The purpose of appointing NEDs is two-fold: to provide a company with knowledge, objectivity and judgement of a kind that may not be available if the board has only full-time executives; and to ensure that the performance of EDs and the management are up to standard. Independence doesn't mean adopting non-collegial and adversarial positions. NEDs should assist management in moving the business forward, enhancing reputation and raising corporate value. But such support shouldn't be uncritical. NEDs must be independent enough to face contentious issues, and professional enough to assess them properly. The acid test of the balance of any board is whether it can, when the chips are down, stand up to the CEO and, if necessary, replace him.
Such independence is a rarity on the boards of our companies. The most important reason for this has to do with the demand side-the majority doesn't wish to have professionally competent, independent people on their boards. Legacies of the managing agency system continue to influence corporate India. Till the early '90s, the growth of private listed companies was driven more by debt than equity. Since term-lenders were generous public financial institutions (FIs) with high tolerance for mismanagement, most companies were run by promoters with insignificant ownership. So that, promoters (Indian or foreign) wielded far more control over 'their' companies than they deserved.
As a result, hardly any management had the incentive to appoint top professionals as independent directors. Instead, boards were visualised as legally necessary constructs that had to be packed by friends and relatives, executives from group companies, a few retired bureaucrats (to help in Delhi) and dormant FI nominees. Resolutions were to be passed, not questioNED; the agenda was a matter of form, not substance; meetings began at 11.30 to conclude with lunch; and all was well.
Admittedly, things have changed under pressure of competition and liberalisation. But, like many aspects of economic reform, the change has been glacial. I reckon that no more than a dozen blue-chips have really professional boards, where truly independent NEDs enjoy numerical superiority and question the management.

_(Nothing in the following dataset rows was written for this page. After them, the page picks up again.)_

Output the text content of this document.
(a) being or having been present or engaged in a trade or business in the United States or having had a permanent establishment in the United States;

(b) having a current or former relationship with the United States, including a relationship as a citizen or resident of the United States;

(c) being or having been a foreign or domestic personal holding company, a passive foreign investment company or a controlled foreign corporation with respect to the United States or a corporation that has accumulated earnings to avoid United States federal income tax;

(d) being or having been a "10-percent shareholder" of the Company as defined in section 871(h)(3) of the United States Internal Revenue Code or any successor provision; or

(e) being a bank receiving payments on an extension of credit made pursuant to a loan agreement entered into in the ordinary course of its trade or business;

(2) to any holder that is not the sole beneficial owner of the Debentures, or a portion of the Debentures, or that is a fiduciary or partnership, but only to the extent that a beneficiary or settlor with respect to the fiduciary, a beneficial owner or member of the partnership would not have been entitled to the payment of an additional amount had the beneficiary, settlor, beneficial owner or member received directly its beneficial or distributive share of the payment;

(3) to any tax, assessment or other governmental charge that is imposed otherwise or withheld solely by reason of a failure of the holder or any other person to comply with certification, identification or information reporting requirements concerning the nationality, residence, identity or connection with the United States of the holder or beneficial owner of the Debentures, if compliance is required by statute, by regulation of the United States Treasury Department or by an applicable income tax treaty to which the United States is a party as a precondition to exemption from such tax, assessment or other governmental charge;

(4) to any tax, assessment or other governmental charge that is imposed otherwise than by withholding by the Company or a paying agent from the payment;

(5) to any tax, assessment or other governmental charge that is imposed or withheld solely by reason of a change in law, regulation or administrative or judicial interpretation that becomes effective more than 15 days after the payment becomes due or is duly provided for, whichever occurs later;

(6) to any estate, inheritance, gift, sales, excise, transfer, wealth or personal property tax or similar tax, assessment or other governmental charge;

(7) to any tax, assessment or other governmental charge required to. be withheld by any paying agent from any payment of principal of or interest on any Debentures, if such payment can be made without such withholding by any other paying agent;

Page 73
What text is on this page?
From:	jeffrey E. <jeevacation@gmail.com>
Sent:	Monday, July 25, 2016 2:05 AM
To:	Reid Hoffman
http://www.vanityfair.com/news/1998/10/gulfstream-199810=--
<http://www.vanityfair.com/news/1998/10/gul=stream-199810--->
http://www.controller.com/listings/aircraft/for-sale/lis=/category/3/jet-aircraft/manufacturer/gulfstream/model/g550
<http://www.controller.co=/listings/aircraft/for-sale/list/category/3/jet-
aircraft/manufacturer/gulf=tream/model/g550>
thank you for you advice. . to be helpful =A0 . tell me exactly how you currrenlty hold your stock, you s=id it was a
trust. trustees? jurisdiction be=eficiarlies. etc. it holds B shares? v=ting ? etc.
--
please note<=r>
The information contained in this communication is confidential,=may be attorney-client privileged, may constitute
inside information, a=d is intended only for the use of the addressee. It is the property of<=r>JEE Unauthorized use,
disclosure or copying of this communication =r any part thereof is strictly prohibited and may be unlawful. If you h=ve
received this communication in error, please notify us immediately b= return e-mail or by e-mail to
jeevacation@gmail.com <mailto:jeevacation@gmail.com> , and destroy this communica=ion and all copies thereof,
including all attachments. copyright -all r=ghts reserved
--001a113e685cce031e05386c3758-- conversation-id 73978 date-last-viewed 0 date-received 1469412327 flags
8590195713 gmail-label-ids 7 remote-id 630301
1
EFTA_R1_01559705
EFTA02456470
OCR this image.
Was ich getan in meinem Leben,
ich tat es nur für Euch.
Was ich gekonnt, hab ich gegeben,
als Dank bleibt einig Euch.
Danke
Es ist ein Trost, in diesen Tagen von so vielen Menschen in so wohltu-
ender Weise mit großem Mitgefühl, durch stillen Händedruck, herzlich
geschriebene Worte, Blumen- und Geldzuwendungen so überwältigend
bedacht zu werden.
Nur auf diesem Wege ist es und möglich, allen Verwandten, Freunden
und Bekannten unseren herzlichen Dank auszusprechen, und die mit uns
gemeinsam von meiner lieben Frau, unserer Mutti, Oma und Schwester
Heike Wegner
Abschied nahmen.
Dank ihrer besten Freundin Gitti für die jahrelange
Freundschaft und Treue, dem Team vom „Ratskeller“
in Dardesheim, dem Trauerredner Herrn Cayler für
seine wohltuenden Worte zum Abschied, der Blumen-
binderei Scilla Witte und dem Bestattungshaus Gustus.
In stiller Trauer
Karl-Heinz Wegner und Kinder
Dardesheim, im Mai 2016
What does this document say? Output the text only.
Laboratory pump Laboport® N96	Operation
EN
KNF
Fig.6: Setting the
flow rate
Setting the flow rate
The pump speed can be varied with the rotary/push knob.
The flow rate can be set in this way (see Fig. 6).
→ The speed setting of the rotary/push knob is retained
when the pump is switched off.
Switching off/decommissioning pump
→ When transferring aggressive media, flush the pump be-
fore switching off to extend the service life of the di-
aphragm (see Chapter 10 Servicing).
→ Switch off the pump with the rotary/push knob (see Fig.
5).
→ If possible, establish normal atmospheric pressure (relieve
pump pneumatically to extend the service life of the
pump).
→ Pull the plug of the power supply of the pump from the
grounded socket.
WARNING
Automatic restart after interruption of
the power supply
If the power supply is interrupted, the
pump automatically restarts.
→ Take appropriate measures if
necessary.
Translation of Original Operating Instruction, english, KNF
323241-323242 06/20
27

There is also a demand side reason that explains the paucity of independent NEDs-remuneration. The Companies Act stipulates a maximum sitting fee of Rs 2,000 per meeting attended-hardly the stuff to attract first-rate talent and induce them to become active directors instead of passive observers. While the Act also allows paying 1 to 3 per cent of net profits as commission to directors, not more than 20 listed companies do this. Not surprisingly, many NEDs attend less than half of the board meetings. And since attendance is rarely ever disclosed in the annual report, they generally get re-elected by shareholders in the annual general meetings.
And we get what we deserve: pliant and passive directors who think that their job is ceremonial-trivially honourable and hardly ever accountable.
Can we expect more and more companies to have first-rate directors who are active participants in boards, who understand the nature of their fiduciary duties and are willing to devote 10 working days for each company? Yes, provided there's a sea change in attitude. Company chairmen and directors must realise the importance and sanctity of the phrase "Your company". It means "you", the shareholders, are the owners of the company, and we, the directors, are "your" fiduciaries, appointed by "you" to look after "your" long-term interests. Such a change won't happen only through enlighteNED altruism. It'll need much greater shareholder activism and a demand from them and the stock exchanges for greater corporate governance disclosures and transparency. It required the US pension and mutual funds to force changes in boardroom practices in corporate America. When such pressures build up here and companies realise that good corporate governance is essential to access capital at competitive rates, then we'll see the real separation of the wheat from the chaff. Until then, most NEDs will be like 'parsley on the fish'-decorative and decorous but with no real purpose.